Negative Ships and Unlimited Money Postmortem

Posted by

I'm sure everyone who plays War Worlds regularly will have noticed that there was a bit of an "incident" over the last couple of weeks. This post is basically a quick postmortem of what went down, and what I've learnt from the experience (tl;dr: a lot!).

Background

Before we get started, first a little background about how the game actually works. The server-side is basically just a web server, that receives HTTP requests from clients. Everything is stored in a PostgreSQL database and the web server provides a layer of business logic on top of that database. The actual request/response is encoded using Protocol Buffers, which are an efficient binary encoding scheme (at some point, I'm thinking of also switching to SPDY instead of HTTP as well, for extra efficiency).
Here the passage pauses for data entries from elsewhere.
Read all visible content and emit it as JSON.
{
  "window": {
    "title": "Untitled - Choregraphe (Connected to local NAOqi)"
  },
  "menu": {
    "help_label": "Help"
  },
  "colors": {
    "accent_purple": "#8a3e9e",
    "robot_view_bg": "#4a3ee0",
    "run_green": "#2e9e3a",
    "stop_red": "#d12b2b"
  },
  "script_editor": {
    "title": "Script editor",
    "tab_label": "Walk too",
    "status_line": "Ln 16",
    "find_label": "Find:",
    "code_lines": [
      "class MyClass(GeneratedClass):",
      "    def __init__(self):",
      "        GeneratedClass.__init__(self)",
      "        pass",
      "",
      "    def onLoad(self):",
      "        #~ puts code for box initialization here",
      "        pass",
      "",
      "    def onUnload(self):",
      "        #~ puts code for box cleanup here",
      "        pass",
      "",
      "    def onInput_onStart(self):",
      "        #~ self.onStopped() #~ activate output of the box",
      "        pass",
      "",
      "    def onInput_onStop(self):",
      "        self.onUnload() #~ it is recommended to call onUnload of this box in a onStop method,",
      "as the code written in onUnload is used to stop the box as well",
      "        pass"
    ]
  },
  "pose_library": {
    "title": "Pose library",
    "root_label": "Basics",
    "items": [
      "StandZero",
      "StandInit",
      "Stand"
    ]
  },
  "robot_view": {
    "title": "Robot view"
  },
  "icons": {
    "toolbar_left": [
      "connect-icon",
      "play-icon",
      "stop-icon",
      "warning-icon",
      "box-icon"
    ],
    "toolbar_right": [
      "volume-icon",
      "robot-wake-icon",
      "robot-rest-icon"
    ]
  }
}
So for example, when you go to build a fleet of ships, say, the details of the request (such as the design you want to build, number of ships and so on) are serialized in a protocol buffer, and the request is posted to https://game.war-worlds.com/realms/beta/buildqueue.

Now, anyone who's ever built a web form will know, it doesn't matter whether you validate all your inputs in JavaScript in the form, you still need to validate them again on the server-side, because anyone can build their own form to post to your server. Well, the same is true here. Even though all inputs are validated in the game client, they also need to be validated by the server as well.

Generally, I think I do a pretty reasonable job of that, but I've been a somewhat lucky to date, since it's slightly more difficult to directly post requests to the server outside of the game client compared with a web form. Slightly more difficult, though not impossible!

Enter Proto Baggins

Proto Baggins is a game developer himself, he works for a major game company. So reverse-engineering the protocol buffer-based protocol is a pretty straight-forward affair. Initially, he was just using it to automate some tasks (presumably builds and expansions).

In addition to the automation, he also built some interesting tools to export visualizations of the game. For example, here's a visulation of his empire:

This is actually a pretty interesting visualization, since it shows the poisson distribution of stars pretty well (that's the algorithm I use to ensure stars are placed randomly, but never too close or too far apart). I go into the details of that algorithm a bit in this old post from a few years ago.

Here's another visualization Proto made, this time showing the entire War Worlds universe:

This time, you can see distribution of empires is roughly circular. This is because when a new player signs up, I first try to slot him in a star somewhere in the middle (usually where another empire joined, but then abandoned). If there's nowhere in the middle to add them, then new signups get added to a piece of empty space as close as possible to the "centre", leading to a roughly circular distribution. Also interesting here you can see all of the early players clustered around the middle, with some of the newer player's large empires around the outside. There's roughly 1.7 million stars represented here.

Negative Ships

Now, somehow, during Proto's probing of the game (which, I will say, is something I am not necessarily opposed to), he managed to get a fleet with a very large negative number of ships. I'm not entirely sure how this happened, but I suspect there was an integer overflow somewhere. An integer overflow happens when you have a very large integer value (> 2 billion) and it wraps around to a very large negative number instead. The issue here is that now, instead of costing money to send ships to other stars, you would be earning money to send ships to other stars!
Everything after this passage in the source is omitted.